Ein aufgedunsenes Gesicht am Morgen ist für viele kein seltenes Phänomen. Die Züge wirken weicher, die Augenpartie schwerer, manchmal scheint das ganze Gesicht plötzlich geschwollen. Dahinter steckt oft mehr als nur eine schlechte Nacht.
Häufig spielen Wassereinlagerungen eine Rolle, etwa nach salzigem Essen, Alkohol oder zu wenig Schlaf, wenn der Körper die Flüssigkeit anders verteilt. Auch Hormone können das Erscheinungsbild verändern, besonders rund um den Zyklus, da viele Frauen von geschwollenen Gesichtszügen berichten.
Genau deshalb lohnt sich ein genauer Blick auf die möglichen Ursachen.
1. Mehr Wasser trinken
So widersprüchlich es klingt: Wer zu wenig trinkt, lagert oft mehr Wasser ein. Der Körper hält Flüssigkeit eher zurück, wenn er das Gefühl hat, nicht ausreichend versorgt zu sein. Ausreichend Wasser hilft, den Stoffwechsel in Schwung zu bringen.
2. Salz reduzieren
Zu viel Salz gehört zu den häufigsten Gründen für ein aufgedunsenes Gesicht. Natrium bindet Wasser im Körper. Dadurch können Schwellungen vor allem rund um Augen, Wangen und Kiefer stärker sichtbar werden. In Fertigprodukten und Fast Food steckt besonders viel verstecktes Salz!
3. Alkohol vermeiden
Alkohol entzieht dem Körper Flüssigkeit und verdirbt zugleich den Flüssigkeitshaushalt. Das kann dazu führen, dass man am nächsten Morgen nicht nur müde, sondern auch sichtlich aufgeschwemmt aussieht. Dazu kommt, dass Alkohol Entzündungsprozesse fördern kann.
4. Gesicht kühlen
Kälte kann helfen, Schwellungen kurzfristig zu reduzieren. Kaltes Wasser, gekühlte Augenpads oder ein kalter Waschlappen wirken abschwellend und können vor allem morgens einen Unterschied machen. Die Blutgefäße ziehen sich zusammen.
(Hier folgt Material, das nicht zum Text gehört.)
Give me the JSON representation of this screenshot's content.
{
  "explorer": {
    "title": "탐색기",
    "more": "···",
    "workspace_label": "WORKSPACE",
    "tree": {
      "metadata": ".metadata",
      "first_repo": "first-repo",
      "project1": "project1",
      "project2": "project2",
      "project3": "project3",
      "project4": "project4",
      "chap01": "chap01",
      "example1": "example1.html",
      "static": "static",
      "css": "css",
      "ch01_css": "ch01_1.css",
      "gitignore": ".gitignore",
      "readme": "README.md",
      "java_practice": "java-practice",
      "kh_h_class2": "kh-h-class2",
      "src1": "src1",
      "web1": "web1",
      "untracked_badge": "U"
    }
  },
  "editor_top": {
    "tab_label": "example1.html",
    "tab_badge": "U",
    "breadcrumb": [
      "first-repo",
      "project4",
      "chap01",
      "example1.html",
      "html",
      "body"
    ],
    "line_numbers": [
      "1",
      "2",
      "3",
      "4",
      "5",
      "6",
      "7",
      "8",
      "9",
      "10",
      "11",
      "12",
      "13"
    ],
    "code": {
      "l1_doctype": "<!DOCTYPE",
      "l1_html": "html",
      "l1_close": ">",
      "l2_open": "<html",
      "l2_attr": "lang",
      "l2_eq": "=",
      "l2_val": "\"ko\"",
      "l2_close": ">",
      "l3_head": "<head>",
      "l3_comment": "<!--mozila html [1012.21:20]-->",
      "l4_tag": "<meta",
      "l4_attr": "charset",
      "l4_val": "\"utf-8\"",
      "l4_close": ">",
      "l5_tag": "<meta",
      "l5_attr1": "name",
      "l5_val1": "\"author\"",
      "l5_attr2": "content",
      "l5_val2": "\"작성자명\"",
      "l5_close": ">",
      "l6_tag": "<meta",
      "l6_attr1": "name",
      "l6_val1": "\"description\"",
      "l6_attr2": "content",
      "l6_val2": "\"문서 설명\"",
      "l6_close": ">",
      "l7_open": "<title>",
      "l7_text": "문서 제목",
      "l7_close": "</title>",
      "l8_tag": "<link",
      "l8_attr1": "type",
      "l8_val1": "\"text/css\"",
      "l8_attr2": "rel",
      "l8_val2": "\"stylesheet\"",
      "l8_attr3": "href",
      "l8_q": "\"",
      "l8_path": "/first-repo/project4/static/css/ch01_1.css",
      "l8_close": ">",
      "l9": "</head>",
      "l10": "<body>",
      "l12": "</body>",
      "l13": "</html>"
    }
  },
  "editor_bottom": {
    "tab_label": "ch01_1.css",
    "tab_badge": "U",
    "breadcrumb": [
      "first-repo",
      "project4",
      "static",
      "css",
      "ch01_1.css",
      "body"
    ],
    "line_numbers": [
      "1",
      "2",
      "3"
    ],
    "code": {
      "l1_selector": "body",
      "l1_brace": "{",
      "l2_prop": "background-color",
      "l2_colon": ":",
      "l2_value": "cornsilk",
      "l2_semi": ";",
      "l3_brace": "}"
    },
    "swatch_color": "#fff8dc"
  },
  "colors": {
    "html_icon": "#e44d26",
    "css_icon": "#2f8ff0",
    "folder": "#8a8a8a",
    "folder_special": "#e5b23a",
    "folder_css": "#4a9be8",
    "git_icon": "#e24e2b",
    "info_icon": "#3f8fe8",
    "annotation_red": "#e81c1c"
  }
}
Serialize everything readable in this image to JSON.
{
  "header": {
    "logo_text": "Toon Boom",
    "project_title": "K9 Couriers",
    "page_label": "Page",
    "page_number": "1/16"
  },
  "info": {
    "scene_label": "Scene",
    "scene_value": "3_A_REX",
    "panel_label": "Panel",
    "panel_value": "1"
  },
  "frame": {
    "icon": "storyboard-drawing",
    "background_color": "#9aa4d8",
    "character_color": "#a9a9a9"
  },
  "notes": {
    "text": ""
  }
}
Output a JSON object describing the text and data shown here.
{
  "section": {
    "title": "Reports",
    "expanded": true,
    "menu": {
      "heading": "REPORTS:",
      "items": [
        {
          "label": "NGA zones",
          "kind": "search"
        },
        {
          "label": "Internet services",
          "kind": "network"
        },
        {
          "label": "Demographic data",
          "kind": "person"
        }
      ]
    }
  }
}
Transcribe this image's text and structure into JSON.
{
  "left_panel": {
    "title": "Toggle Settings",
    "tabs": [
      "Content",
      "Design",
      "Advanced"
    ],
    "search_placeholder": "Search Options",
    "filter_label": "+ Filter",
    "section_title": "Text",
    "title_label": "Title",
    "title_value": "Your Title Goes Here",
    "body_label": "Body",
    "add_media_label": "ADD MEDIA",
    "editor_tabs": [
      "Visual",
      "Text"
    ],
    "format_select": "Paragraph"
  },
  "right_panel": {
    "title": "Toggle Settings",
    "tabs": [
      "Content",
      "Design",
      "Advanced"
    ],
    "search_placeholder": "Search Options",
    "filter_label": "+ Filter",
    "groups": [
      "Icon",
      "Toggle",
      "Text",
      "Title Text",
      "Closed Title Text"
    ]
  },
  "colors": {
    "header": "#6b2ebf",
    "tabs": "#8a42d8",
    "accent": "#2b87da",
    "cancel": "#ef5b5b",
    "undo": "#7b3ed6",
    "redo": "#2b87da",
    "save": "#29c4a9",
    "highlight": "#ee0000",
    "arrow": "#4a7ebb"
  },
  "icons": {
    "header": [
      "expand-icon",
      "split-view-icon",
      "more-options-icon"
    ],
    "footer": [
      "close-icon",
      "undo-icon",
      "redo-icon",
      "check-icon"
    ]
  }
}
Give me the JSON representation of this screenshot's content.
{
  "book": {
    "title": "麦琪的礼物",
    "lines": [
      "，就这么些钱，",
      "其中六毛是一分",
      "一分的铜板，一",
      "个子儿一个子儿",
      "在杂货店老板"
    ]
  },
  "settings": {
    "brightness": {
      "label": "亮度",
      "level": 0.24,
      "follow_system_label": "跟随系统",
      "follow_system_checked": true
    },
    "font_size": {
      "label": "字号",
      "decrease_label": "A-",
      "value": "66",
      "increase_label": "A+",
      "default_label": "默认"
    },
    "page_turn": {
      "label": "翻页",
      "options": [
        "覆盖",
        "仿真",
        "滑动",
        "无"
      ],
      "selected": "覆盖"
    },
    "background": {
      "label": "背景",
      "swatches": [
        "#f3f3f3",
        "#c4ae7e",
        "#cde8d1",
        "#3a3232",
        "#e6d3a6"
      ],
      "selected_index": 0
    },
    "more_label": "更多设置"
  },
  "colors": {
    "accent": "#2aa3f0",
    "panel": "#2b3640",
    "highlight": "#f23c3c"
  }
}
Dadurch wirkt das Gesicht frischer.
5. Gesichtsmassagen nutzen
Sanfte Massagen können den Lymphfluss anregen und dabei helfen, eingelagerte Flüssigkeit besser abzutransportieren. Das funktioniert mit den Fingern, einem Gua-Sha-Stein oder einer Gesichtsrolle. Wichtig ist dabei, mit leichtem Druck und in eine Richtung zu arbeiten. Anleitungen dazu findet man etwa auf YouTube.
6. Genug schlafen
Zu wenig Schlaf ist ein Klassiker, wenn das Gesicht am nächsten Morgen aufgedunsen aussieht. Während der Nacht regeneriert sich der Körper, und auch der Flüssigkeitshaushalt kommt wieder in Balance
7. Mehr bewegen
Sport bringt den Kreislauf und das Lymphsystem in Gang. Es reicht aber oft schon ein Spaziergang, ein leichtes Training oder ein paar Minuten Dehnen, die dazu beitragen können, dass der Körper Flüssigkeit besser verteilt und nicht so stark einlagert.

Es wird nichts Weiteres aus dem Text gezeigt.